Are you aware that there are many people in just such a position who are opponents of capital punishment? Quite frequently their position is based upon their understanding of Christian love.

In fact, as a biblical scholar I believe the government should go back to PUBLIC STONING, or even hanging for that matter.

The Bible is irrelevant in matters of criminal law and punishment.

The United States has one of the biggest crime rates in the world because of sympathetic hearts and minds that I read here in this column today.

Why is there less violent crime in nations which don’t have the death penalty or which apply it far less often?

Criminals know that they can get away with crime, sure they may get caught, but they know that they will be warm, fed and have a place to sleep if they get caught.

Can you cite any evidence of violent criminals engaging in such a calculation before committing a crime?

And the punishment should fit the crime. If a person steels, take their hand, if they kill someone, they should be put to death.

So, you favor and Islamic system of justice?

I believe to convict someone to the death penalty that there should be no less than 3 eye witnesses and the murder weapon at least.

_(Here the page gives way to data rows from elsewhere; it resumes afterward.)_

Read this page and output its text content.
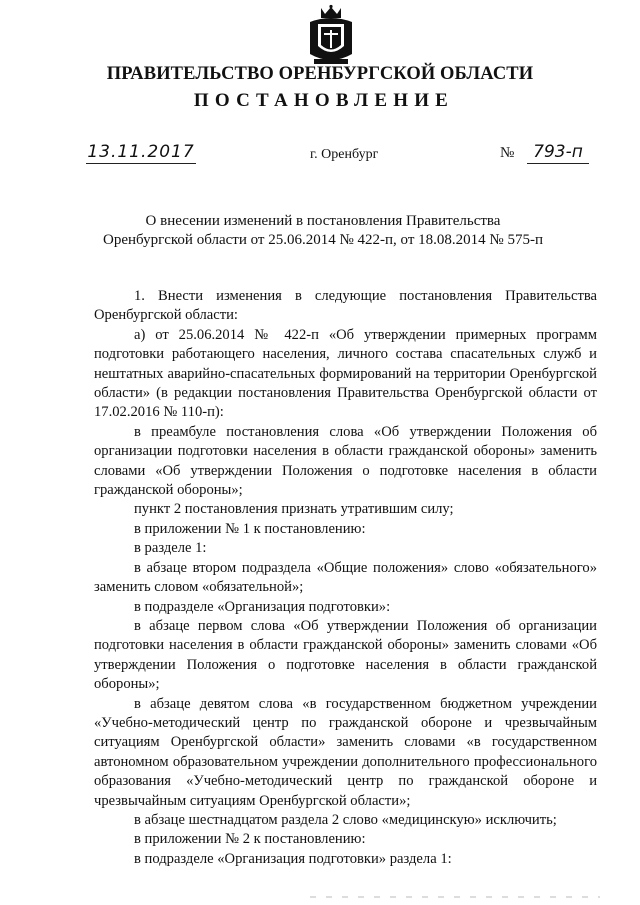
ПРАВИТЕЛЬСТВО ОРЕНБУРГСКОЙ ОБЛАСТИ
ПОСТАНОВЛЕНИЕ
13.11.2017	г. Оренбург	№	793-п
О внесении изменений в постановления Правительства
Оренбургской области от 25.06.2014 № 422-п, от 18.08.2014 № 575-п

1. Внести изменения в следующие постановления Правительства Оренбургской области:

а) от 25.06.2014 № 422-п «Об утверждении примерных программ подготовки работающего населения, личного состава спасательных служб и нештатных аварийно-спасательных формирований на территории Оренбургской области» (в редакции постановления Правительства Оренбургской области от 17.02.2016 № 110-п):

в преамбуле постановления слова «Об утверждении Положения об организации подготовки населения в области гражданской обороны» заменить словами «Об утверждении Положения о подготовке населения в области гражданской обороны»;

пункт 2 постановления признать утратившим силу;

в приложении № 1 к постановлению:

в разделе 1:

в абзаце втором подраздела «Общие положения» слово «обязательного» заменить словом «обязательной»;

в подразделе «Организация подготовки»:

в абзаце первом слова «Об утверждении Положения об организации подготовки населения в области гражданской обороны» заменить словами «Об утверждении Положения о подготовке населения в области гражданской обороны»;

в абзаце девятом слова «в государственном бюджетном учреждении «Учебно-методический центр по гражданской обороне и чрезвычайным ситуациям Оренбургской области» заменить словами «в государственном автономном образовательном учреждении дополнительного профессионального образования «Учебно-методический центр по гражданской обороне и чрезвычайным ситуациям Оренбургской области»;

в абзаце шестнадцатом раздела 2 слово «медицинскую» исключить;

в приложении № 2 к постановлению:

в подразделе «Организация подготовки» раздела 1:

Are you aware of the unreliability of eyewitnesses and how often innocent people have been failed due to faulty eyewitness testimony?

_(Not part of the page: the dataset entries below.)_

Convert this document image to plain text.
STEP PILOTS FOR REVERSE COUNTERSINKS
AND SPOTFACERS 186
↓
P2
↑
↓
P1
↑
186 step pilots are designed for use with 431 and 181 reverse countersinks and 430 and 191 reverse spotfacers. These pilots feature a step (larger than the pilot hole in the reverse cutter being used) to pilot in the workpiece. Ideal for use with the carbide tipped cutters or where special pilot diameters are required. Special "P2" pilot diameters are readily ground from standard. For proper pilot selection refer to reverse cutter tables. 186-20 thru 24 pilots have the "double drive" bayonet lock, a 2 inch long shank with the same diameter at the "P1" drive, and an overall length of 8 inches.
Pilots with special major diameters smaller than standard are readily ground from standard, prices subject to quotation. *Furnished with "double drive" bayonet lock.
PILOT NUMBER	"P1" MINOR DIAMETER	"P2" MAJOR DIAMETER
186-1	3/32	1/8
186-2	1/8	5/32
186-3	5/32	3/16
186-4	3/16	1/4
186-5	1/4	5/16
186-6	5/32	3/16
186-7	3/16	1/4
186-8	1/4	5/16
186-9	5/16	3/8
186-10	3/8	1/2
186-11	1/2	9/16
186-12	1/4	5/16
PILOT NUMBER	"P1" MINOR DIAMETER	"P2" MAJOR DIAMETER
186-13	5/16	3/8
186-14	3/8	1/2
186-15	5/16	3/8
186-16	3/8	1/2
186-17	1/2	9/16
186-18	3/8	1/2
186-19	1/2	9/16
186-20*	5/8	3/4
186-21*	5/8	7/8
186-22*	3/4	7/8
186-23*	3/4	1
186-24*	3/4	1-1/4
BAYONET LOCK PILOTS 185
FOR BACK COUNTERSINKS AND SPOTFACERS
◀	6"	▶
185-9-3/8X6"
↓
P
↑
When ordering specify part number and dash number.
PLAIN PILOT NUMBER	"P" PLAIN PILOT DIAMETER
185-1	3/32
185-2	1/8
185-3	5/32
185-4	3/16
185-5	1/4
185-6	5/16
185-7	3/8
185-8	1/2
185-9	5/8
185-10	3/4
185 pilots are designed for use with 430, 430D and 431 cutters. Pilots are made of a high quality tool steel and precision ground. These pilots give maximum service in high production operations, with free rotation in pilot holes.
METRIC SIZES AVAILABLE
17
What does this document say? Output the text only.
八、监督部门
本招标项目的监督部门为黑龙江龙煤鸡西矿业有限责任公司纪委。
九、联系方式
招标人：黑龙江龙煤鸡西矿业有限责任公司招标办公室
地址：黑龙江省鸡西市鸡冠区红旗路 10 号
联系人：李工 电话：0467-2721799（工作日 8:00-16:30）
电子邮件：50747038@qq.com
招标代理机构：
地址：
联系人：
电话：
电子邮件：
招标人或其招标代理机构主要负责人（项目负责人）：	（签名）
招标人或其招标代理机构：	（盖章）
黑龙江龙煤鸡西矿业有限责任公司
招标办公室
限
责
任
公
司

And as far as being racial, that’s a bunch of BULL.

Then please do rebut the evidence.

More Anglo Americans have been executed over the years than any other race.

That is true, but it’s also not the whole story. Blacks are executed at far higher rates than their numbers in the population. This is relevant information which you left out. Then there is the fact that a person is more likely to be sentenced to death if their victim is white than if their victim is black. Did you miss this?

Black people are more likely to be put on trial where the death penalty is asked for and given than white people accused of the same sort of crime, even when factoring out things like socioeconomic status. If race isn’t the reason, I’d love for you to explain what is — many (if not most) statisticians and sociologists who study the matter have concluded that race is the key factor so if you have evidence that they are wrong, you can make quite a name for yourself.